Tuesday, 20 October 2009

NORWAY: Government commissions cost analysis of FM switch-off

In April 2009, NRK [state radio] chief Hans-Rore Bjerkaas had written to the Culture Minister asking if the government could persuade consumers to purchase DAB radios rather than analogue radios. He wrote: “In order to reduce consumer disappointment in the final stages of digital migration, a clear political signal must be given that, when choosing a radio, an FM/DAB radio should be selected rather than a pure FM radio.”

Culture Minister Trond Giske responded: “My responsibility lies with radio listeners. There are two reasons why I think we should progress more slowly than with the introduction of digital TV. It will be more costly for consumers to switch to DAB because most people have multiple radio receivers. In addition, there is no significant improvement in audio quality. When half the population has purchased a digital radio, we would be willing to discuss a specific date for switching off the FM network.” At present, 17% of the population in Norway has a DAB radio.
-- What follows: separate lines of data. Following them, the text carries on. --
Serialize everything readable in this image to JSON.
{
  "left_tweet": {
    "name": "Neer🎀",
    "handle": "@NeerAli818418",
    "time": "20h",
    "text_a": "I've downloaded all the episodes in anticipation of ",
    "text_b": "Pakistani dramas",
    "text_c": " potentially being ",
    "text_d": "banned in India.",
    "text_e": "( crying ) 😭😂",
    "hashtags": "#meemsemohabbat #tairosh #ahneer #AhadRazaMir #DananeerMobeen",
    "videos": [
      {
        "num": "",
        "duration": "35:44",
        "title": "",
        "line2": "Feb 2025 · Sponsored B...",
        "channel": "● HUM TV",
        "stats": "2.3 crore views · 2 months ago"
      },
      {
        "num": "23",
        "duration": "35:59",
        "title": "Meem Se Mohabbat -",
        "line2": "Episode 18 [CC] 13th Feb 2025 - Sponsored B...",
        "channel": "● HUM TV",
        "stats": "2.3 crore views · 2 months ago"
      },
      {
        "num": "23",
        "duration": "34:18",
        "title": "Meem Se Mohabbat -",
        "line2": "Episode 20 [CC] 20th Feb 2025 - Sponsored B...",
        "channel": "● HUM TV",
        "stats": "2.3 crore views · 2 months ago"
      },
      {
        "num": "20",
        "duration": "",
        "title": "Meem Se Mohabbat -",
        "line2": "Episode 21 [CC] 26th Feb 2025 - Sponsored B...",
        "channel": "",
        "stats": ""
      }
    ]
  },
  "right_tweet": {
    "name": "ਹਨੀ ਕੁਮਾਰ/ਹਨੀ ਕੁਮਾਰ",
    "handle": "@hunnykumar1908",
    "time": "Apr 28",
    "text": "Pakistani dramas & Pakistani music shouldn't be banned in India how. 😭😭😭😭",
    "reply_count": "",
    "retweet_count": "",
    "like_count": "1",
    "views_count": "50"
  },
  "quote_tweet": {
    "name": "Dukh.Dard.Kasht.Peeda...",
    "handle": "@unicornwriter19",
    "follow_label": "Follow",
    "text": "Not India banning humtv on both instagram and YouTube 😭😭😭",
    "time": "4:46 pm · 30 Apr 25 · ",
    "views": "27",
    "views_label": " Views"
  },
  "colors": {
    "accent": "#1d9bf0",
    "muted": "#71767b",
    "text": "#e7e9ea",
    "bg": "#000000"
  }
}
This month, the Culture Minister reiterated that the government will not consider switching off FM until half the population has purchased a DAB radio. Both NRK and P4 [commercial network owned by MTG] have told the minister that their existing FM networks are expensive to maintain and that they want to move to DAB as quickly as possible. NRK spends NRK120m per annum on FM radio transmission. Transmission provider Norkring [owned by Telenor] says it will need to make a major upgrade to the FM network in 2014 to keep it in service. So the government has tendered for an “independent and expert” assessment of the costs associated with switching off FM broadcasts in either 2014 or 2020. The analysis will be part of the White Paper on digital radio to be published by the government next year.